I love television for the same reason—I can lose myself in the storylines because I don’t have to respond to them in an involved way. The directors of the shows even help me out by going in for close-up shots when there is an emotion I need to pay particular attention to (HBO’s The Newsroom is great at this—thank you Aaron Sorkin).
Using technology to socialize is so much less tiring—and it’s making me lazier than those people who circle the gym parking lot to find a space (I mean, really? You’re going to the gym! Walk a little–consider it your warm-up).

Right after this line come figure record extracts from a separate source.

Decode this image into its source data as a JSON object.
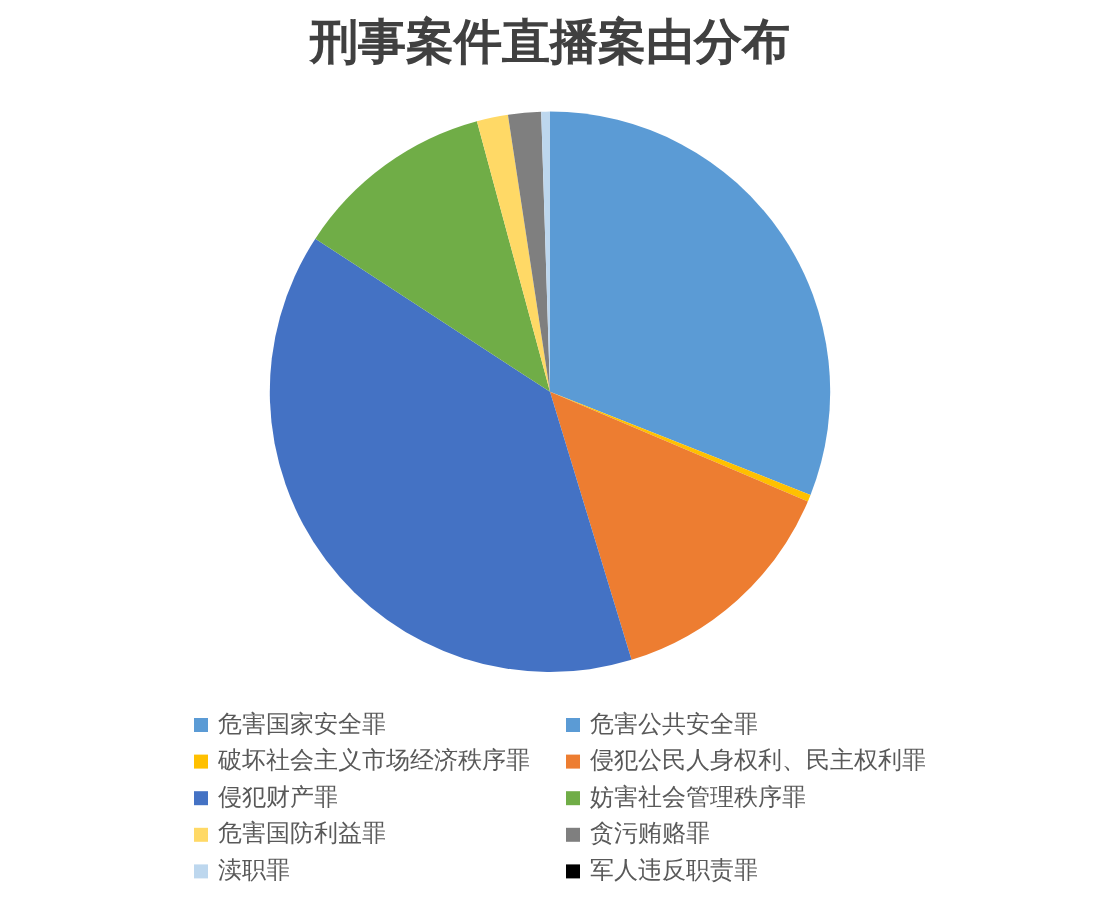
{
  "chart_data": {
    "type": "pie",
    "title": "刑事案件直播案由分布",
    "categories": [
      "危害国家安全罪",
      "危害公共安全罪",
      "破坏社会主义市场经济秩序罪",
      "侵犯公民人身权利、民主权利罪",
      "侵犯财产罪",
      "妨害社会管理秩序罪",
      "危害国防利益罪",
      "贪污贿赂罪",
      "渎职罪",
      "军人违反职责罪"
    ],
    "values": [
      0,
      31.0,
      0.4,
      13.9,
      38.9,
      11.6,
      1.8,
      1.9,
      0.5,
      0
    ],
    "colors": [
      "#5b9bd5",
      "#5b9bd5",
      "#ffc000",
      "#ed7d31",
      "#4472c4",
      "#70ad47",
      "#ffd966",
      "#7f7f7f",
      "#bdd7ee",
      "#000000"
    ],
    "legend": "bottom"
  }
}
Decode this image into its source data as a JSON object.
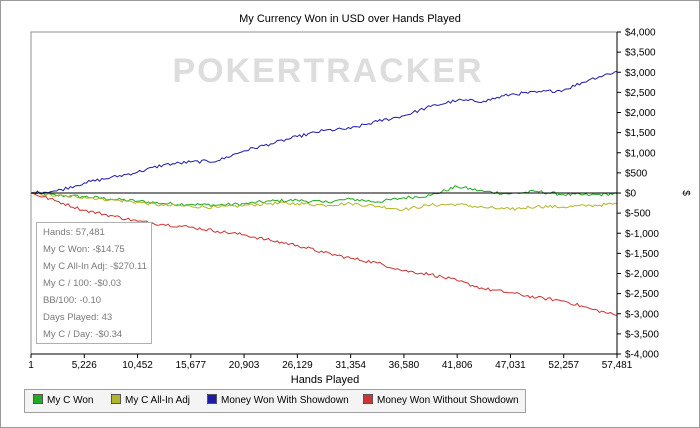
{
  "chart_data": {
    "type": "line",
    "title": "My Currency Won in USD over Hands Played",
    "xlabel": "Hands Played",
    "ylabel": "$",
    "xlim": [
      1,
      57481
    ],
    "ylim": [
      -4000,
      4000
    ],
    "x_ticks": [
      "1",
      "5,226",
      "10,452",
      "15,677",
      "20,903",
      "26,129",
      "31,354",
      "36,580",
      "41,806",
      "47,031",
      "52,257",
      "57,481"
    ],
    "y_ticks": [
      {
        "value": 4000,
        "label": "$4,000"
      },
      {
        "value": 3500,
        "label": "$3,500"
      },
      {
        "value": 3000,
        "label": "$3,000"
      },
      {
        "value": 2500,
        "label": "$2,500"
      },
      {
        "value": 2000,
        "label": "$2,000"
      },
      {
        "value": 1500,
        "label": "$1,500"
      },
      {
        "value": 1000,
        "label": "$1,000"
      },
      {
        "value": 500,
        "label": "$500"
      },
      {
        "value": 0,
        "label": "$0"
      },
      {
        "value": -500,
        "label": "$-500"
      },
      {
        "value": -1000,
        "label": "$-1,000"
      },
      {
        "value": -1500,
        "label": "$-1,500"
      },
      {
        "value": -2000,
        "label": "$-2,000"
      },
      {
        "value": -2500,
        "label": "$-2,500"
      },
      {
        "value": -3000,
        "label": "$-3,000"
      },
      {
        "value": -3500,
        "label": "$-3,500"
      },
      {
        "value": -4000,
        "label": "$-4,000"
      }
    ],
    "x": [
      1,
      2500,
      5226,
      7800,
      10452,
      13000,
      15677,
      18300,
      20903,
      23500,
      26129,
      28700,
      31354,
      34000,
      36580,
      39200,
      41806,
      44400,
      47031,
      49600,
      52257,
      54900,
      57481
    ],
    "series": [
      {
        "name": "My C Won",
        "color": "#22aa22",
        "values": [
          0,
          -60,
          -90,
          -150,
          -200,
          -260,
          -280,
          -300,
          -270,
          -200,
          -180,
          -230,
          -150,
          -220,
          -120,
          -60,
          160,
          40,
          -20,
          40,
          -40,
          -50,
          -15
        ]
      },
      {
        "name": "My C All-In Adj",
        "color": "#b4b428",
        "values": [
          0,
          -70,
          -100,
          -170,
          -230,
          -310,
          -330,
          -360,
          -310,
          -260,
          -260,
          -300,
          -260,
          -330,
          -410,
          -300,
          -280,
          -360,
          -410,
          -330,
          -350,
          -310,
          -270
        ]
      },
      {
        "name": "Money Won With Showdown",
        "color": "#1c1caa",
        "values": [
          0,
          50,
          250,
          380,
          520,
          700,
          770,
          800,
          1050,
          1220,
          1400,
          1550,
          1600,
          1780,
          1920,
          2150,
          2300,
          2280,
          2450,
          2500,
          2560,
          2830,
          3020
        ]
      },
      {
        "name": "Money Won Without Showdown",
        "color": "#cc3333",
        "values": [
          0,
          -200,
          -430,
          -560,
          -700,
          -780,
          -850,
          -950,
          -1040,
          -1180,
          -1300,
          -1480,
          -1620,
          -1740,
          -1930,
          -2020,
          -2180,
          -2380,
          -2480,
          -2600,
          -2680,
          -2880,
          -3040
        ]
      }
    ]
  },
  "watermark": "POKERTRACKER",
  "stats": [
    "Hands: 57,481",
    "My C Won: -$14.75",
    "My C All-In Adj: -$270.11",
    "My C / 100: -$0.03",
    "BB/100: -0.10",
    "Days Played: 43",
    "My C / Day: -$0.34"
  ]
}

I used to love sitting around, chatting with my friends, family, and anyone who would hang out. I loved drawing people out, hearing their stories, and offering advice (often unsolicited and even more often un-used). It’s often how I got ideas for my stories and books. There is a reason Southerners love front porches—we can talk and watch the world go by, and get to know you. It’s also why Southerners are so good at the backhanded compliments. We watch and learn what makes people tick by spending time with them, then jab them a silver, sugar-covered shrimp fork.
These days, I am usually in the car and in a hurry. I have resorted to texting and emailing in the name of efficiency, and talking in a very distracted way on the phone as I multi-task at home. And so, it seems, does everybody else.
I miss sitting on the porch, solving the world’s problems, or hearing about a friend’s concerns, and even mine. I miss the clink of ice in a glass as the conversation ebbs and flows. I miss the puzzle that is a friend’s face as they try to convey something that happened, or work out a problem. The subliminal cues are the best part—they are what let other people into our inner sanctum, even when we don’t mean for it to happen.
But, don’t worry, I’m not giving up my electronics. I want my Candy Crush fix as bad as the next person.
People still irritate me, and I love my tv shows, but I think I’ll try to make more of an effort to have some meaningful conversations once in a while, just to keep my ability to read people’s social cues up to snuff. You never know when you might need them to survive—I’ve got teenage daughters. If I ever needed to be able to read subliminal cues, it’s now (yes, girls, I can see your eye roll from here!).